Zoology
directed by Ivan I. Tverdovskiy
starring Natalya Pavlenkova, Dmitriy Groshev, Masha Tokareva
Arrow/ MVD
Natasha (Pavlenkova) works in a small zoo somewhere on the Russian coast. Her coworkers pick on her, her personal life is barren, and her superstitious mother doesn’t help. But one day she discovers she has a tail, and goes to the doctor to have it looked at. It’s a rather fine tail; stout and tapering nicely and she finds a way to tuck it in her underwear. Her doctor only wants to see X-rays, so she keeps meeting the young X-ray technician Peter (Groshev). A friendship blooms and soon they are lovers. But on the down side, there are rumors of her tail circulating at her work and already an outcast, things only go downhill. The superstitious neighbors feel she’s a demon, and the priest refuses her communion. It’s a mixed blessing.

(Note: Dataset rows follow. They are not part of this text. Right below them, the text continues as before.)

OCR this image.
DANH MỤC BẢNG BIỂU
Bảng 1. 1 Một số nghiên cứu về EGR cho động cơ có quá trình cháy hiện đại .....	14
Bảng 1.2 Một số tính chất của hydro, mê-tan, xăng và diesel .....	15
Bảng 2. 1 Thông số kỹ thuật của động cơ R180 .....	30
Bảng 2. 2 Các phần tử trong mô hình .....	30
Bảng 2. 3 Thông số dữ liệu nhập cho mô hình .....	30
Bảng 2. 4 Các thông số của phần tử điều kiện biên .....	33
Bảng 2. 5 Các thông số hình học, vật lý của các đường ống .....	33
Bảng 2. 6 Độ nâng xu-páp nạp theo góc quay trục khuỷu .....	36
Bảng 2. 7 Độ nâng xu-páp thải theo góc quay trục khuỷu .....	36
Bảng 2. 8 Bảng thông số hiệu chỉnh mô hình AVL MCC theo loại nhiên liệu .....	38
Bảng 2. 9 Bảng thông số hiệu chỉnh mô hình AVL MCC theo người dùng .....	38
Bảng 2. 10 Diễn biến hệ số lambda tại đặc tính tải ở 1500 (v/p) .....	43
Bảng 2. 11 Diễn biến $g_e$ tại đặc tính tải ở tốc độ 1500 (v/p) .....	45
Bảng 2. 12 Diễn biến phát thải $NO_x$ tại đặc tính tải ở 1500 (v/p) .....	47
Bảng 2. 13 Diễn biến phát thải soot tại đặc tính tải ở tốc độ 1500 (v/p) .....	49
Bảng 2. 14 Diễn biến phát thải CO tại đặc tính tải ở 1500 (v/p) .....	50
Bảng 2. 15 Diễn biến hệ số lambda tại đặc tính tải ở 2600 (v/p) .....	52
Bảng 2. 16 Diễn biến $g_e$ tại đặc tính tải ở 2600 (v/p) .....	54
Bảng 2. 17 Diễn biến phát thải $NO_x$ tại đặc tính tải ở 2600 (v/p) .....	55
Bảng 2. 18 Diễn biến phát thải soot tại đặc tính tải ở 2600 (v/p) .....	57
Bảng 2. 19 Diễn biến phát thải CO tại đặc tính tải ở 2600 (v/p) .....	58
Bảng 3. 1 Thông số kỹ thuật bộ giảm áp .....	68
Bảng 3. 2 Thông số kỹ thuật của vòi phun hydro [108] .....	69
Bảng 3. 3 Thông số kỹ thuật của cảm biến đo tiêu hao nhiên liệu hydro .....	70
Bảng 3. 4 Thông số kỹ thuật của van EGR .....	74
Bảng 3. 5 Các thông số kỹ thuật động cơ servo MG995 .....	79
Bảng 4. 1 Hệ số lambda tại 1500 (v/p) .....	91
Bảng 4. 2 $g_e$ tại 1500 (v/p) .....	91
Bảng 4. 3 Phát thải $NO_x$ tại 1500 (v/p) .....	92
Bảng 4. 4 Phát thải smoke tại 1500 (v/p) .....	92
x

Zoology takes its time revealing facts, and that keeps the whole tail thing plausible. It’s paced the way I always sense European films should be paced: we aren’t heading towards a space battle or a meteor strike, just a small version of a lonely person’s life. This lonely woman must reconsider her life, and that leads to positive change even at the cost of her job. No one overacts, nothing unreasonable appears beyond the tail, and we not only see a slice of modern Russian rural life, but we see prejudices and bias that infuse all societies. Buildings are old, but sound, procedures and rules are followed because that’s what they do here, and the sky seems always gray and about to rain or snow. As always Russia remains no matter who runs it. You want Natashia’s romance to work, you want Natasha to bloom, and you wonder: how can she work a desk job with that thing in her panties?